Tue | Oct 17, 2017

Fire team retreats after heated standoff with police at Gordon House

Published:Saturday | July 29, 2017 | 12:00 AMEdmond Campbell
A team from the Jamaica Fire Brigade attempting to make their way through a barrier erected on Duke Street during a sitting of the Senate yesterday.

While members of the Upper House deliberated on a bill to amend the pensions law, a tense standoff was unfolding between a team from the Jamaica Fire Brigade and the police almost on the doorsteps of Gordon House.

The Gleaner understands that members of the Fire Brigade approached a barrier on Duke Street near the intersection of Beeston and Duke streets without sirens on.

The fire team's attempt at getting the police to remove the barrier apparently failed and the siren was triggered.

The relative silence within the chambers of Parliament was shattered in the early afternoon when the siren distracted parliamentary staff and police officers within the chamber.
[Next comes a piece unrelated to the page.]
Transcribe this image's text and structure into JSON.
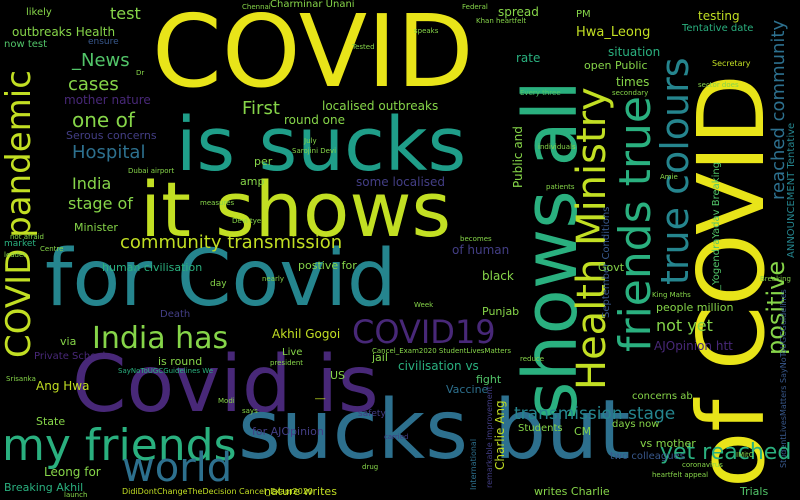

Police personnel erect a barrier to prevent traffic from proceeding north along Duke Street during the sitting of the Senate.

Members of the fire team apparently wanted the police to remove the barrier so that they could proceed along Duke Street, but the cops refused to budge, indicating that the area before Parliament was "sterile". They, therefore, instructed the driver of the fire truck to turn on to Beeston Street.

 

NO NEGOTIATIONS

 

Apparently annoyed at the instruction of the police, the fire personnel started to apply the horn, which echoed within the parliamentary chamber.

An officer from the fire service engaged a police officer at Gordon House, complaining that the truck could not negotiate the turn on to Beeston Street, urging the senior cop to allow the vehicle free passage along Duke Street.

During the discussion, the police officer questioned her counterpart from the fire services on whether the team was responding to a fire. The fire personnel admitted that they were not responding to a fire, but noted that it did not mean that they were not attending to some other call.

However, the police officer rebuked the fire personnel for their behaviour, noting that the Fire Brigade supervisor "encouraged the driver to come and disturb the Parliament".

After strong deliberations between the two parties, the police refused to yield, which forced members of the Fire Brigade to reverse more than 60 metres to Sutton Street, where they continued their journey.